Tether e Circle estão “imprimindo dinheiro”, mas a concorrência se aproxima, diz cofundador da Wormhole
Dan Reecer, da Wormhole, afirmou que Tether e Circle capturam o rendimento dos Treasuries que lastreiam suas stablecoins, enquanto novos modelos e fundos tokenizados tentam levar esse yield aos usuários; a Tether rebateu dizendo que o USDT é um “dólar digital”, não um produto de investimento.
Em cenário de juros altos, Dan Reecer afirma que emissores retêm o rendimento dos Treasuries; projetos como M^0 e Agora e fundos tokenizados buscam levar yield a usuários, enquanto a Tether diz que o USDT é “dólar digital”, não investimento.
Gigantes das stablecoins como Tether e Circle estão lucrando com o atual ambiente de juros altos enquanto os detentores de stablecoins não veem nenhum retorno, disse o cofundador da Wormhole, Dan Reecer, no evento DAC 2025 do Mercado Bitcoin.
Como painelista, ele afirmou que as empresas estão, na prática, “imprimindo dinheiro” ao reter o rendimento dos títulos do Tesouro dos EUA que lastreiam seus tokens. A Tether, por exemplo, reportou US$ 4,9 bilhões de lucro líquido no segundo trimestre do ano. Com isso, a avaliação da empresa teria disparado para US$ 500 bilhões em uma nova rodada de captação.
Com os juros ainda elevados, Reecer sugeriu que é apenas uma questão de tempo até que os usuários passem a exigir uma parcela desse rendimento ou migrem seus recursos para outras alternativas.
Plataformas como M^0 e Agora já estariam respondendo a essa demanda, segundo ele. Esses projetos permitem construir infraestrutura de stablecoins de forma a direcionar o rendimento para aplicações ou diretamente aos usuários finais, em vez de todo o ganho ficar com o emissor.
“Se eu estou segurando USDC, estou perdendo dinheiro — dinheiro que a Circle está ganhando”, disse Reecer na sessão, referindo-se ao custo de oportunidade de manter um token sem rendimento que é lastreado por Treasuries dos EUA que geram receita.
Tether e Circle provavelmente não repassam diretamente aos usuários o rendimento gerado por suas stablecoins porque fazê-lo poderia atrair a ira de reguladores.
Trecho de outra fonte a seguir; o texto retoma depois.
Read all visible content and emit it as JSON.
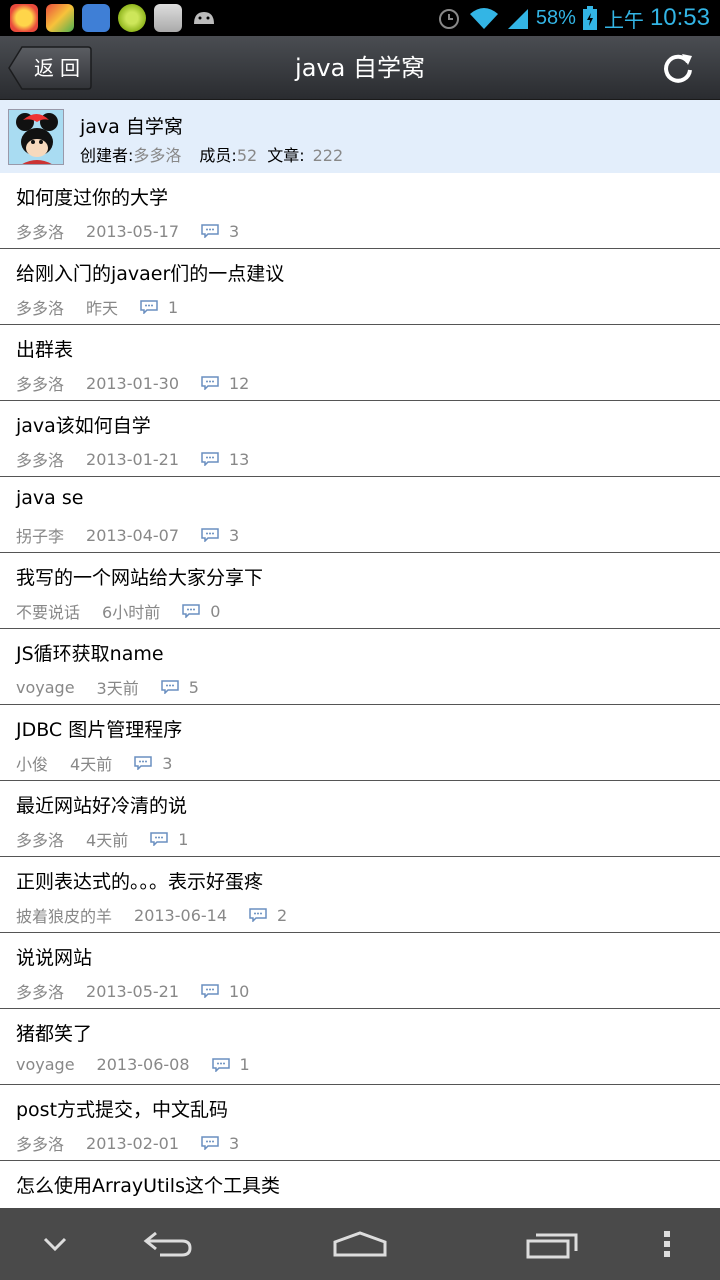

Uma alternativa que cresce de forma constante são os fundos de mercado monetário, que permitem aos investidores se expor ao rendimento por trás dessas stablecoins.
Vale notar que a Circle adquiriu a Hashnote no início deste ano por US$ 1,3 bilhão, emissora do fundo de mercado monetário tokenizado USYC. Com a aquisição, a Circle pretende viabilizar a convertibilidade entre caixa e colateral com rendimento em blockchains.
Esses fundos de mercado monetário, porém, ainda representam uma fração do mercado de stablecoins. Segundo dados da RWA.xyz, sua capitalização de mercado gira hoje em torno de US$ 7,3 bilhões, enquanto o mercado global de stablecoins já superou US$ 290 bilhões.
Um porta-voz da Tether disse que “o papel do USDT é claro: é um dólar digital, não um produto de investimento”. Ele acrescentou que “centenas de milhões de pessoas” dependem do USDT, especialmente em mercados emergentes, “onde ele serve como um salva-vidas contra a inflação, a instabilidade bancária e os controles de capital”.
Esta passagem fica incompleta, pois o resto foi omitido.